Ultra-Short Multivariate Public Key Signatures

Jacques Patarin, Gilles Macario-Rat, Maxime Bros, and Eliane Koussa

Abstract

In this paper, we study and construct multivariate schemes with “ultra-short” signatures. We focus on the classic case where the public key is a set of multivariate polynomials of degree 2. To design ultra-short signature schemes, we consider that signing a message and verifying a signature could require up to 1 minute of computation on a modern personal computer. Shorter time could be considered but at the cost of a few additional bits in the signatures, more generally, a trade-off may be found between computation time and signature size, depending on the applications one is targeting. Despite the fact that a time of 1 minute is far bigger than the time required by general purpose multivariate-based signature schemes, such as Rainbow, GeMMS, and Quartz, it enables us to reach ultra-short signature lengths; for instance, around 70 bit-long signatures for a security of 80 bits.
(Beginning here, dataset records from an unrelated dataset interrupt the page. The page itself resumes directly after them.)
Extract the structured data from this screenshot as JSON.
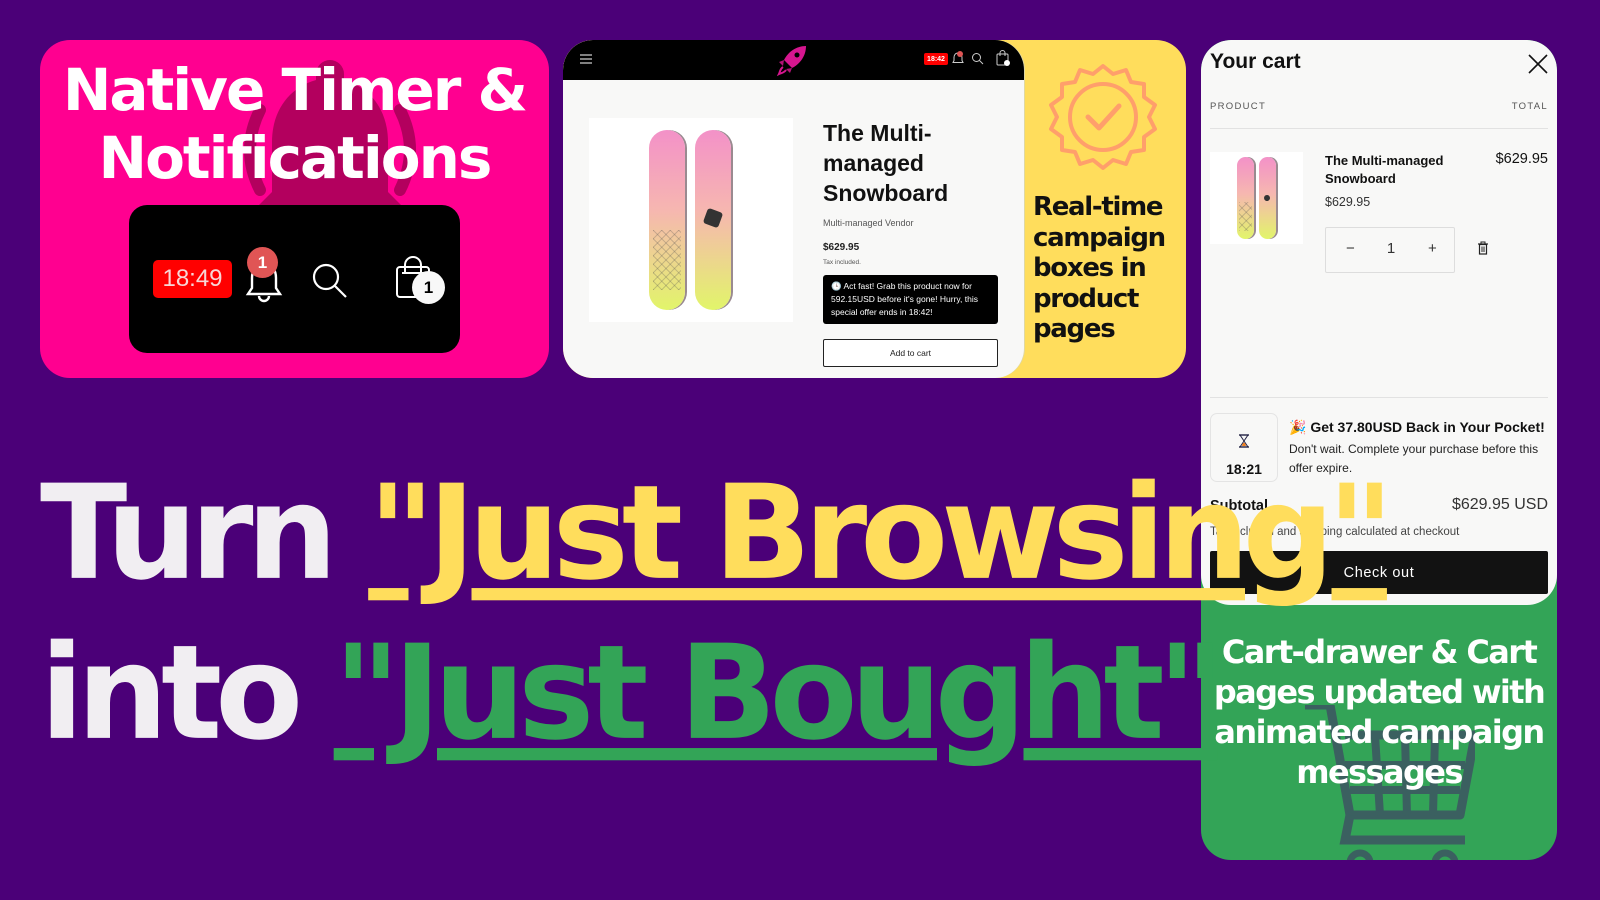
{
  "colors": {
    "background": "#4b0078",
    "pink": "#ff0090",
    "yellow": "#ffdd5c",
    "green": "#33a457",
    "timer_red": "#ff0000"
  },
  "card_timer": {
    "title_line1": "Native Timer &",
    "title_line2": "Notifications",
    "timer": "18:49",
    "bell_count": "1",
    "bag_count": "1",
    "icons": [
      "bell-icon",
      "search-icon",
      "shopping-bag-icon"
    ]
  },
  "card_product": {
    "nav": {
      "menu_icon": "hamburger-menu-icon",
      "logo_icon": "rocket-icon",
      "timer": "18:42",
      "bell_count": "1",
      "bag_count": "1"
    },
    "product": {
      "title": "The Multi-managed Snowboard",
      "vendor": "Multi-managed Vendor",
      "price": "$629.95",
      "tax_note": "Tax included.",
      "campaign_message": "🕒 Act fast! Grab this product now for 592.15USD before it's gone! Hurry, this special offer ends in 18:42!",
      "add_to_cart": "Add to cart"
    },
    "caption": "Real-time campaign boxes in product pages"
  },
  "card_cart": {
    "title": "Your cart",
    "col_product": "PRODUCT",
    "col_total": "TOTAL",
    "item": {
      "name": "The Multi-managed Snowboard",
      "unit_price": "$629.95",
      "total": "$629.95",
      "quantity": "1",
      "minus": "−",
      "plus": "+"
    },
    "campaign": {
      "timer": "18:21",
      "title": "🎉 Get 37.80USD Back in Your Pocket!",
      "body": "Don't wait. Complete your purchase before this offer expire."
    },
    "subtotal_label": "Subtotal",
    "subtotal_value": "$629.95 USD",
    "tax_note": "Tax included and shipping calculated at checkout",
    "checkout": "Check out",
    "caption": "Cart-drawer & Cart pages updated with animated campaign messages"
  },
  "headline": {
    "line1_prefix": "Turn ",
    "line1_highlight": "\"Just Browsing\"",
    "line2_prefix": "into ",
    "line2_highlight": "\"Just Bought\""
  }
}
In a first part, we describe generic and specific attacks against multivariate public key signature schemes and use them to derive the minimal parameters that an ultra-short signature scheme could have. In a second part, we give explicit ultra-short signature schemes with security in 80, 90 and 100 bits. In order to construct these signatures scheme, we use “nude HFE” (i.e. the classic HFE algorithm, without perturbations) and the new projection HFE algorithm described in [18]. Recent progress has been made on attacking the MinRank problem, which is strongly connected to HFE, in [2], and on attacking HFEv- ;in [24]. These potential threats against multivariate signature schemes have been taken into account in this paper.